Leslie B. Vosshall is the Robin Chemers Neustein Professor at The Rockefeller University and a Howard Hughes Medical Institute Investigator. A renowned molecular neurobiologist, Dr. Vosshall is interested in how olfactory signals in the environment signal food, danger, or mating opportunities, and how those signals modulate animal behavior. She works with humans as well as with Drosophila melanogaster flies and Aedes aegypti mosquitoes, the vector for Dengue fever and yellow fever.  Dr. Vosshall received an A.B. in biochemistry from Columbia University and a Ph.D. in Molecular Genetics from The Rockefeller University where she worked with Michael W. Young. Following postdoctoral training with Richard Axel at Columbia, she returned to Rockefeller in 2000 as an assistant professor. She was promoted to associate professor in 2006 and was named Robin Chemers Neustein Professor in 2010. She was appointed a Howard Hughes Medical Institute investigator in 2008.   Dr. Vosshall has been a faculty member of the MBL Neurobiology and Neural Systems and Behavior courses.  Dr. Vosshall’s awards include a Gill Young Investigator Award in 2011, a Dart/NYU biotech award in 2010, a Lawrence C. Katz Prize from Duke University in 2009, and a Blavatnik Award for Young Scientists in 2007. In 2005 she received the New York City Mayor’s Award for Excellence in Science and Technology and the Irma T. Hirschl/Monique Weill-Caulier Trust Research Award.
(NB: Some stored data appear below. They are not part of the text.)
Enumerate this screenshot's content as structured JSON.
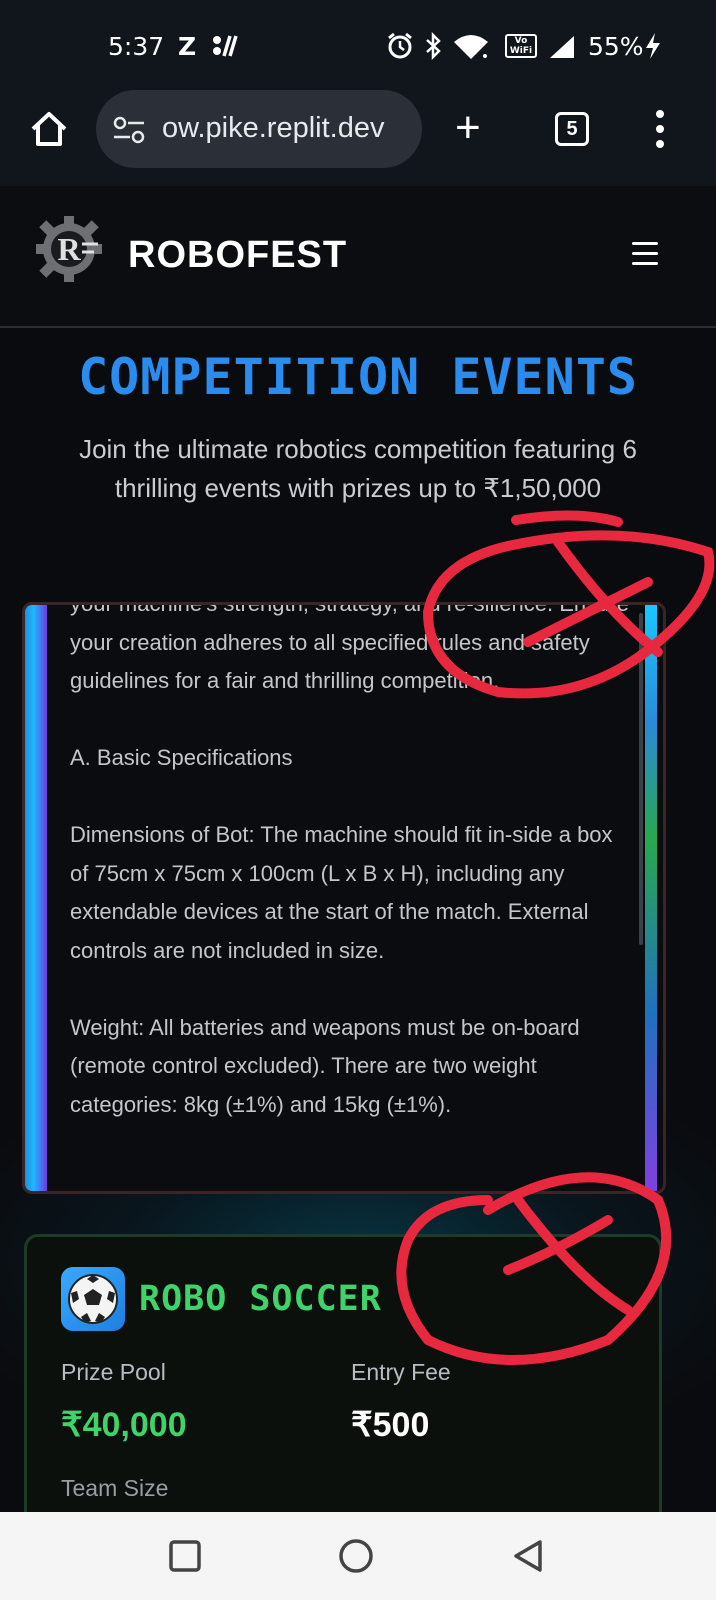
{
  "status_bar": {
    "time": "5:37",
    "carrier": "Z",
    "vowifi": "Vo WiFi",
    "battery": "55%"
  },
  "browser": {
    "url": "ow.pike.replit.dev",
    "tab_count": "5",
    "new_tab": "+"
  },
  "site": {
    "brand": "ROBOFEST",
    "logo_letter": "R"
  },
  "hero": {
    "title": "COMPETITION EVENTS",
    "subtitle": "Join the ultimate robotics competition featuring 6 thrilling events with prizes up to ₹1,50,000"
  },
  "rules": {
    "paragraphs": [
      "your machine's strength, strategy, and re-silience. Ensure your creation adheres to all specified rules and safety guidelines for a fair and thrilling competition.",
      "A. Basic Specifications",
      "Dimensions of Bot: The machine should fit in-side a box of 75cm x 75cm x 100cm (L x B x H), including any extendable devices at the start of the match. External controls are not included in size.",
      "Weight: All batteries and weapons must be on-board (remote control excluded). There are two weight categories: 8kg (±1%) and 15kg (±1%)."
    ]
  },
  "event": {
    "name": "ROBO SOCCER",
    "icon": "soccer-ball-icon",
    "prize_label": "Prize Pool",
    "prize_value": "₹40,000",
    "fee_label": "Entry Fee",
    "fee_value": "₹500",
    "team_label": "Team Size"
  },
  "colors": {
    "accent_blue": "#2b8cf0",
    "accent_green": "#3fd36a",
    "annotation_red": "#e8283f"
  }
}
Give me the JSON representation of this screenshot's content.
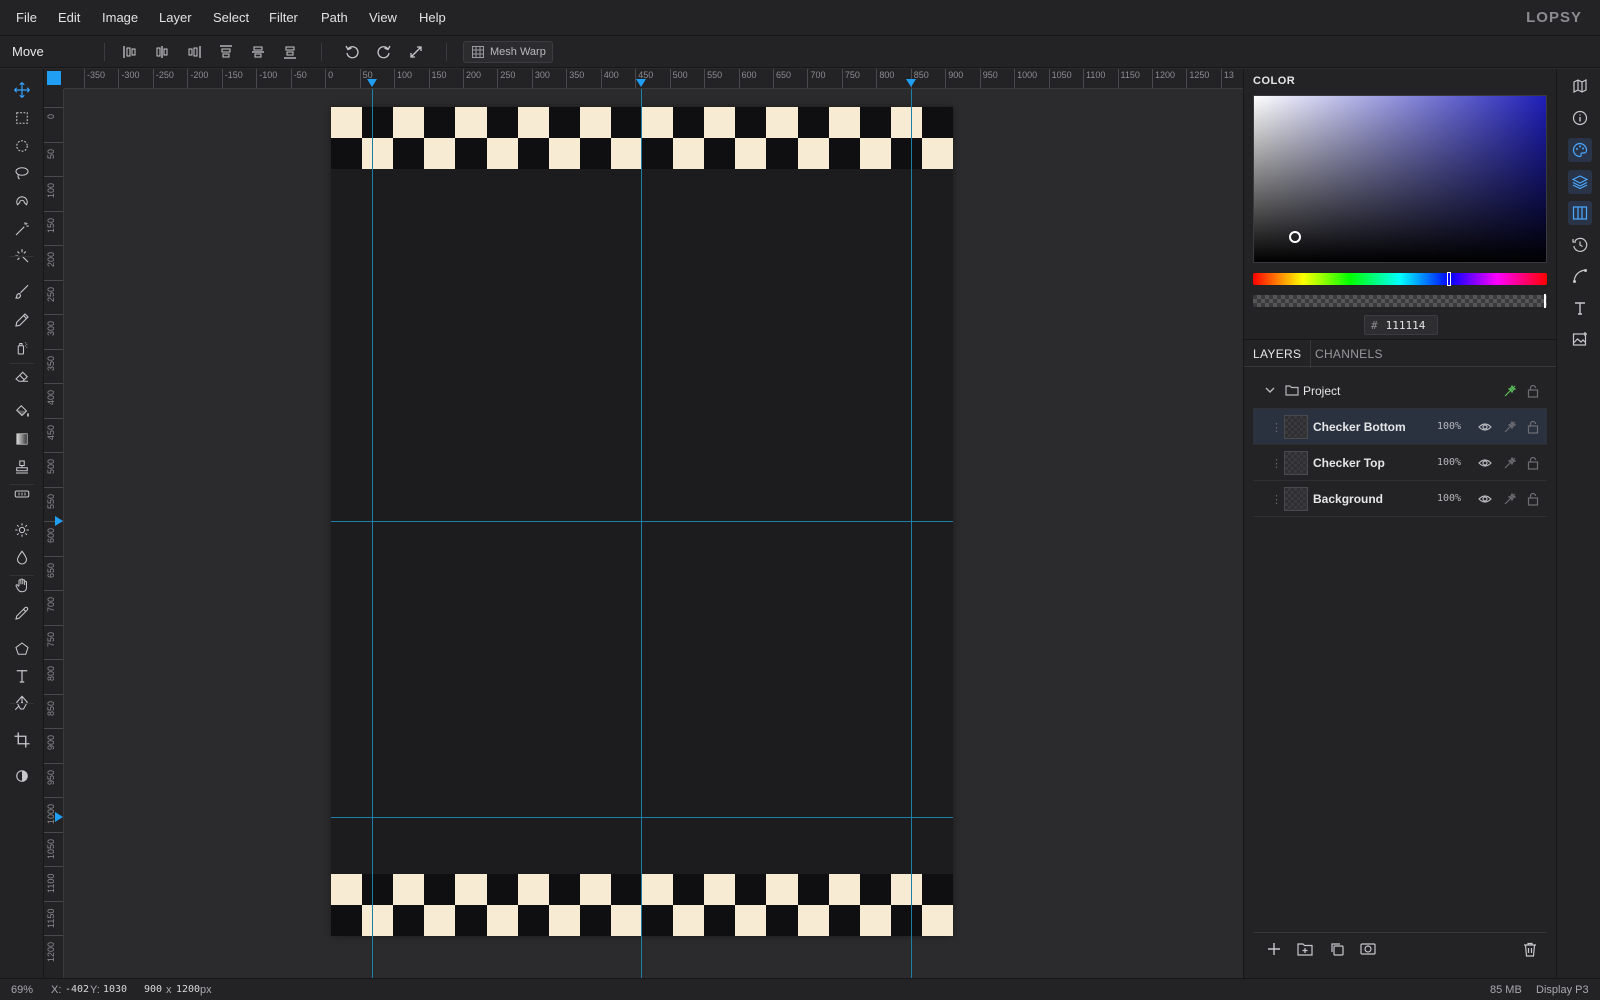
{
  "app": {
    "logo": "LOPSY"
  },
  "menu": {
    "items": [
      "File",
      "Edit",
      "Image",
      "Layer",
      "Select",
      "Filter",
      "Path",
      "View",
      "Help"
    ]
  },
  "options": {
    "tool_name": "Move",
    "align_buttons": [
      "align-left-icon",
      "align-center-h-icon",
      "align-right-icon",
      "align-top-icon",
      "align-middle-v-icon",
      "align-bottom-icon"
    ],
    "transform_buttons": [
      "rotate-ccw-icon",
      "rotate-cw-icon",
      "expand-icon"
    ],
    "mesh_warp_label": "Mesh Warp"
  },
  "tools": [
    "move-icon",
    "rect-marquee-icon",
    "ellipse-marquee-icon",
    "lasso-icon",
    "magnetic-lasso-icon",
    "magic-wand-icon",
    "quick-select-icon",
    "brush-icon",
    "pencil-icon",
    "spray-icon",
    "eraser-icon",
    "paint-bucket-icon",
    "gradient-icon",
    "stamp-icon",
    "healing-icon",
    "dodge-icon",
    "blur-icon",
    "hand-icon",
    "eyedropper-icon",
    "polygon-icon",
    "text-icon",
    "pen-icon",
    "crop-icon",
    "contrast-icon"
  ],
  "ruler": {
    "h_labels": [
      "-350",
      "-300",
      "-250",
      "-200",
      "-150",
      "-100",
      "-50",
      "0",
      "50",
      "100",
      "150",
      "200",
      "250",
      "300",
      "350",
      "400",
      "450",
      "500",
      "550",
      "600",
      "650",
      "700",
      "750",
      "800",
      "850",
      "900",
      "950",
      "1000",
      "1050",
      "1100",
      "1150",
      "1200",
      "1250",
      "13"
    ],
    "v_labels": [
      "0",
      "50",
      "100",
      "150",
      "200",
      "250",
      "300",
      "350",
      "400",
      "450",
      "500",
      "550",
      "600",
      "650",
      "700",
      "750",
      "800",
      "850",
      "900",
      "950",
      "1000",
      "1050",
      "1100",
      "1150",
      "1200"
    ]
  },
  "canvas": {
    "checker_light": "#f7ebd3",
    "checker_dark": "#0f0f11",
    "guide_color": "#1d7fa8"
  },
  "color_panel": {
    "title": "COLOR",
    "hex_value": "111114",
    "hash": "#"
  },
  "tabs": {
    "layers": "LAYERS",
    "channels": "CHANNELS"
  },
  "layers": {
    "group": {
      "name": "Project"
    },
    "items": [
      {
        "name": "Checker Bottom",
        "opacity": "100%",
        "selected": true
      },
      {
        "name": "Checker Top",
        "opacity": "100%",
        "selected": false
      },
      {
        "name": "Background",
        "opacity": "100%",
        "selected": false
      }
    ]
  },
  "panel_actions": [
    "add-layer-icon",
    "add-group-icon",
    "duplicate-icon",
    "mask-icon",
    "trash-icon"
  ],
  "side_icons": [
    "map-icon",
    "info-icon",
    "palette-icon",
    "layers-icon",
    "columns-icon",
    "history-icon",
    "curve-icon",
    "text-icon",
    "image-icon"
  ],
  "status": {
    "zoom": "69%",
    "x_label": "X:",
    "x_value": "-402",
    "y_label": "Y:",
    "y_value": "1030",
    "doc_width": "900",
    "doc_x": "x",
    "doc_height": "1200",
    "doc_unit": "px",
    "memory": "85 MB",
    "color_profile": "Display P3"
  }
}
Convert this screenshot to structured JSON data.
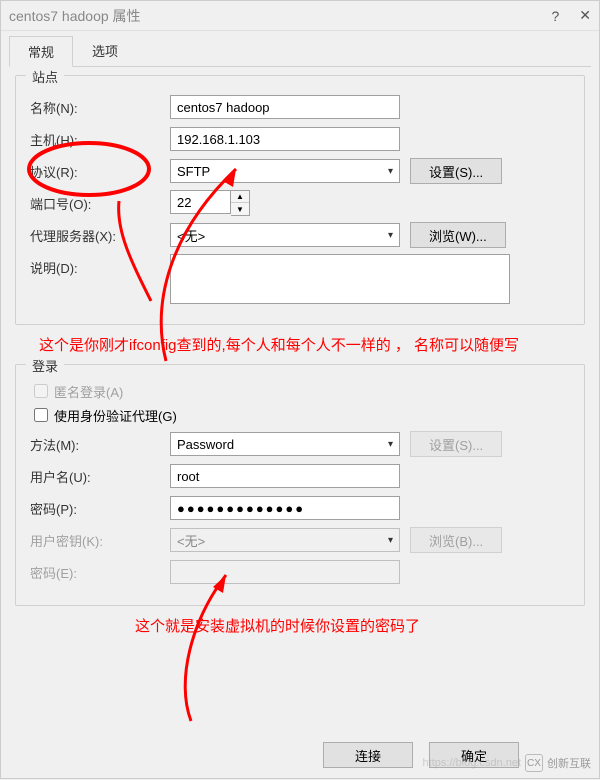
{
  "window": {
    "title": "centos7 hadoop 属性",
    "help_symbol": "?",
    "close_symbol": "✕"
  },
  "tabs": {
    "general": "常规",
    "options": "选项"
  },
  "site_group": {
    "title": "站点",
    "name_label": "名称(N):",
    "name_value": "centos7 hadoop",
    "host_label": "主机(H):",
    "host_value": "192.168.1.103",
    "protocol_label": "协议(R):",
    "protocol_value": "SFTP",
    "settings_btn": "设置(S)...",
    "port_label": "端口号(O):",
    "port_value": "22",
    "proxy_label": "代理服务器(X):",
    "proxy_value": "<无>",
    "browse_btn": "浏览(W)...",
    "desc_label": "说明(D):",
    "desc_value": ""
  },
  "login_group": {
    "title": "登录",
    "anon_label": "匿名登录(A)",
    "use_auth_agent_label": "使用身份验证代理(G)",
    "method_label": "方法(M):",
    "method_value": "Password",
    "method_settings_btn": "设置(S)...",
    "username_label": "用户名(U):",
    "username_value": "root",
    "password_label": "密码(P):",
    "password_display": "●●●●●●●●●●●●●",
    "userkey_label": "用户密钥(K):",
    "userkey_value": "<无>",
    "userkey_browse_btn": "浏览(B)...",
    "passphrase_label": "密码(E):",
    "passphrase_value": ""
  },
  "footer": {
    "connect_btn": "连接",
    "ok_btn": "确定"
  },
  "annotations": {
    "host_note": "这个是你刚才ifconfig查到的,每个人和每个人不一样的 ， 名称可以随便写",
    "password_note": "这个就是安装虚拟机的时候你设置的密码了"
  },
  "watermark": {
    "brand": "创新互联",
    "url": "https://blog.csdn.net"
  }
}
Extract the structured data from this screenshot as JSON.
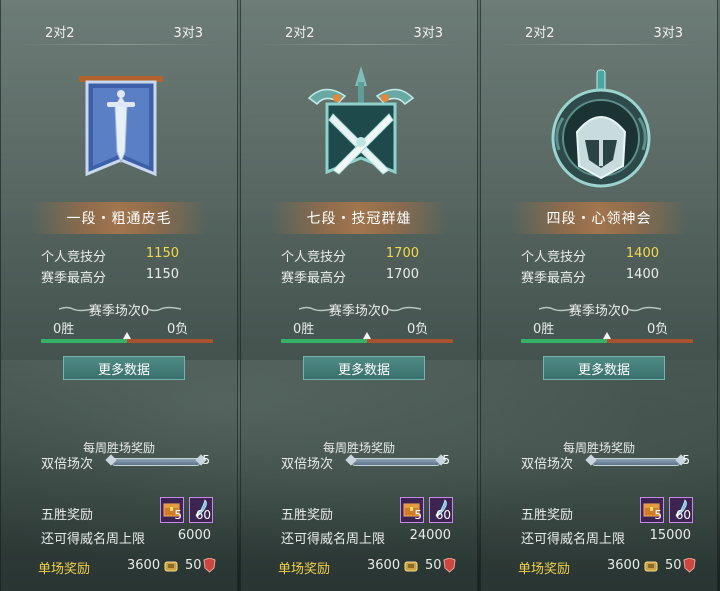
{
  "panels": [
    {
      "tabs": {
        "left": "2对2",
        "right": "3对3"
      },
      "rank_name": "一段・粗通皮毛",
      "emblem_icon": "banner-sword-icon",
      "personal_score_label": "个人竞技分",
      "personal_score": "1150",
      "season_high_label": "赛季最高分",
      "season_high": "1150",
      "season_matches": "赛季场次0",
      "wins": "0胜",
      "losses": "0负",
      "win_ratio": 0.5,
      "more_button": "更多数据",
      "weekly_title": "每周胜场奖励",
      "double_label": "双倍场次",
      "double_count": "5",
      "five_win_label": "五胜奖励",
      "five_win_items": [
        {
          "icon": "chest-icon",
          "count": "5"
        },
        {
          "icon": "quill-icon",
          "count": "60"
        }
      ],
      "limit_label": "还可得威名周上限",
      "limit_value": "6000",
      "single_label": "单场奖励",
      "single_coins": "3600",
      "single_shields": "50"
    },
    {
      "tabs": {
        "left": "2对2",
        "right": "3对3"
      },
      "rank_name": "七段・技冠群雄",
      "emblem_icon": "crossed-swords-crest-icon",
      "personal_score_label": "个人竞技分",
      "personal_score": "1700",
      "season_high_label": "赛季最高分",
      "season_high": "1700",
      "season_matches": "赛季场次0",
      "wins": "0胜",
      "losses": "0负",
      "win_ratio": 0.5,
      "more_button": "更多数据",
      "weekly_title": "每周胜场奖励",
      "double_label": "双倍场次",
      "double_count": "5",
      "five_win_label": "五胜奖励",
      "five_win_items": [
        {
          "icon": "chest-icon",
          "count": "5"
        },
        {
          "icon": "quill-icon",
          "count": "60"
        }
      ],
      "limit_label": "还可得威名周上限",
      "limit_value": "24000",
      "single_label": "单场奖励",
      "single_coins": "3600",
      "single_shields": "50"
    },
    {
      "tabs": {
        "left": "2对2",
        "right": "3对3"
      },
      "rank_name": "四段・心领神会",
      "emblem_icon": "helmet-crest-icon",
      "personal_score_label": "个人竞技分",
      "personal_score": "1400",
      "season_high_label": "赛季最高分",
      "season_high": "1400",
      "season_matches": "赛季场次0",
      "wins": "0胜",
      "losses": "0负",
      "win_ratio": 0.5,
      "more_button": "更多数据",
      "weekly_title": "每周胜场奖励",
      "double_label": "双倍场次",
      "double_count": "5",
      "five_win_label": "五胜奖励",
      "five_win_items": [
        {
          "icon": "chest-icon",
          "count": "5"
        },
        {
          "icon": "quill-icon",
          "count": "60"
        }
      ],
      "limit_label": "还可得威名周上限",
      "limit_value": "15000",
      "single_label": "单场奖励",
      "single_coins": "3600",
      "single_shields": "50"
    }
  ],
  "colors": {
    "score_gold": "#f4d94a",
    "win_green": "#37b06a",
    "loss_red": "#a8532e",
    "button_teal": "#3a716d",
    "single_reward_gold": "#f2d04a"
  }
}
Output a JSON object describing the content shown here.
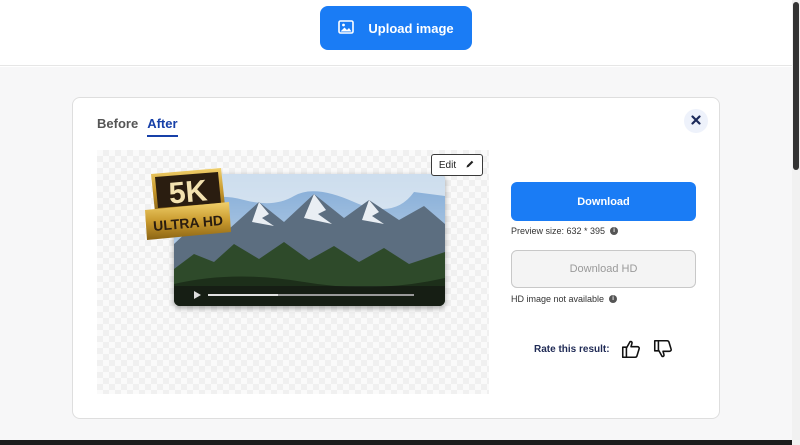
{
  "header": {
    "upload_label": "Upload image",
    "upload_icon": "image-icon"
  },
  "result_card": {
    "tabs": [
      {
        "label": "Before",
        "active": false
      },
      {
        "label": "After",
        "active": true
      }
    ],
    "close_icon": "close-icon",
    "edit_label": "Edit",
    "edit_icon": "pencil-icon",
    "badge": {
      "line1": "5K",
      "line2": "ULTRA HD"
    },
    "download_label": "Download",
    "preview_size_text": "Preview size: 632 * 395",
    "download_hd_label": "Download HD",
    "hd_note": "HD image not available",
    "rate_label": "Rate this result:",
    "rate_icons": [
      "thumbs-up-icon",
      "thumbs-down-icon"
    ]
  },
  "colors": {
    "primary": "#1a7cf5",
    "tab_active": "#1740a8",
    "rate_text": "#1f2a55",
    "badge_gold": "#c99a2e",
    "badge_dark": "#2a1d10"
  }
}
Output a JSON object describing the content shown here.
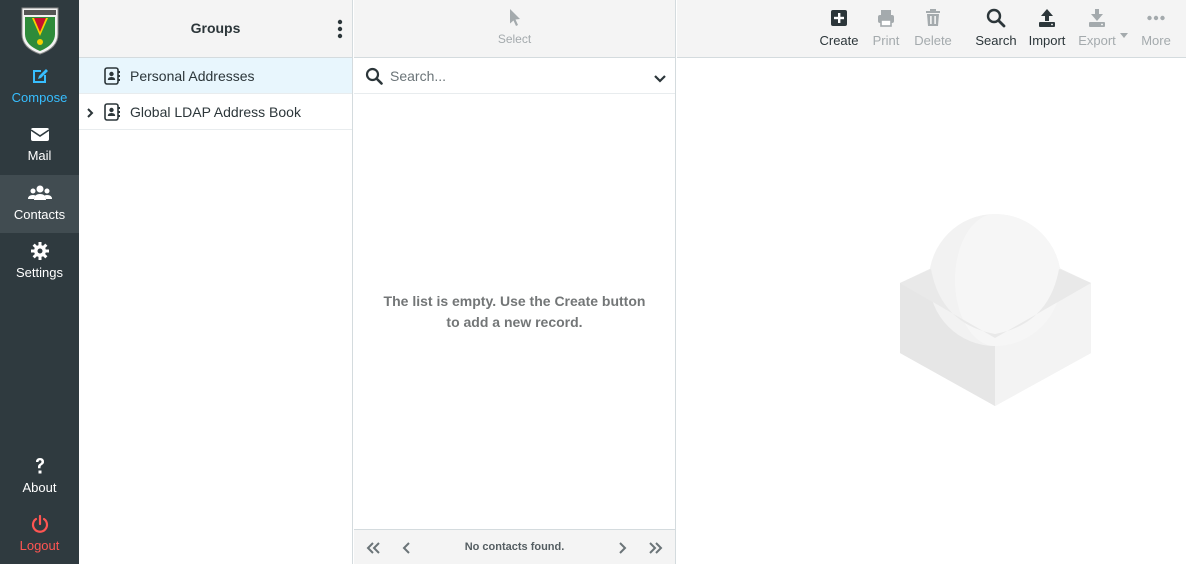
{
  "nav": {
    "compose": "Compose",
    "mail": "Mail",
    "contacts": "Contacts",
    "settings": "Settings",
    "about": "About",
    "logout": "Logout",
    "accent_color": "#37beff",
    "logout_color": "#ff5552"
  },
  "groups": {
    "title": "Groups",
    "items": [
      {
        "label": "Personal Addresses",
        "selected": true,
        "expandable": false
      },
      {
        "label": "Global LDAP Address Book",
        "selected": false,
        "expandable": true
      }
    ]
  },
  "list": {
    "select_label": "Select",
    "search_placeholder": "Search...",
    "empty_message_line1": "The list is empty. Use the Create button",
    "empty_message_line2": "to add a new record.",
    "pager_text": "No contacts found."
  },
  "toolbar": {
    "create": "Create",
    "print": "Print",
    "delete": "Delete",
    "search": "Search",
    "import": "Import",
    "export": "Export",
    "more": "More"
  }
}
Dr. Gerald Weissmann will introduce Dr. Vosshall.  Dr. Weissmann is currently Research Professor of Medicine (Emeritus), the Director of the Biotechnology Study Center at NYU School of Medicine, and editor-in chief of The FASEB Journal. A former president of the American College of Rheumatology and the Harvey Society, Dr. Weissmann is also a Fellow of the AAAS and the New York Academy of Sciences. He is a foreign member of Accademia Nazionale dei Lincei and The Royal Society of Medicine. Dr. Weissmann is on the Advisory Board of The Ellison Medical Foundation. He was co-founder (with E.C. Whitehead) and a Director of The Liposome Company from 1982 to 2000 and founding chair of the Prix Galien USA (2007-2012). Dr. Weissmann has a longtime association with the Marine Biological Laboratory. He is a former investigator and instructor in the MBL’s Physiology Course and served for 18 years as an MBL Trustee. He is now a member of the MBL Board of Overseers. His ten books of essays range from The Woods Hole Cantata (1985) to Epigenetics in the Age of Twitter (2012).


About the Joshua Lederberg Lecture:
The Joshua Lederberg Lecture is sponsored by The Ellison Medical Foundation in honor of Joshua S. Lederberg, Ph.D., Nobel Laureate and founding Chair of the Ellison Medical Foundation Scientific Advisory Board. Dr. Lederberg’s insight, energy, and creativity were essential to the creation and successful development of The Ellison Medical Foundation over its first ten years.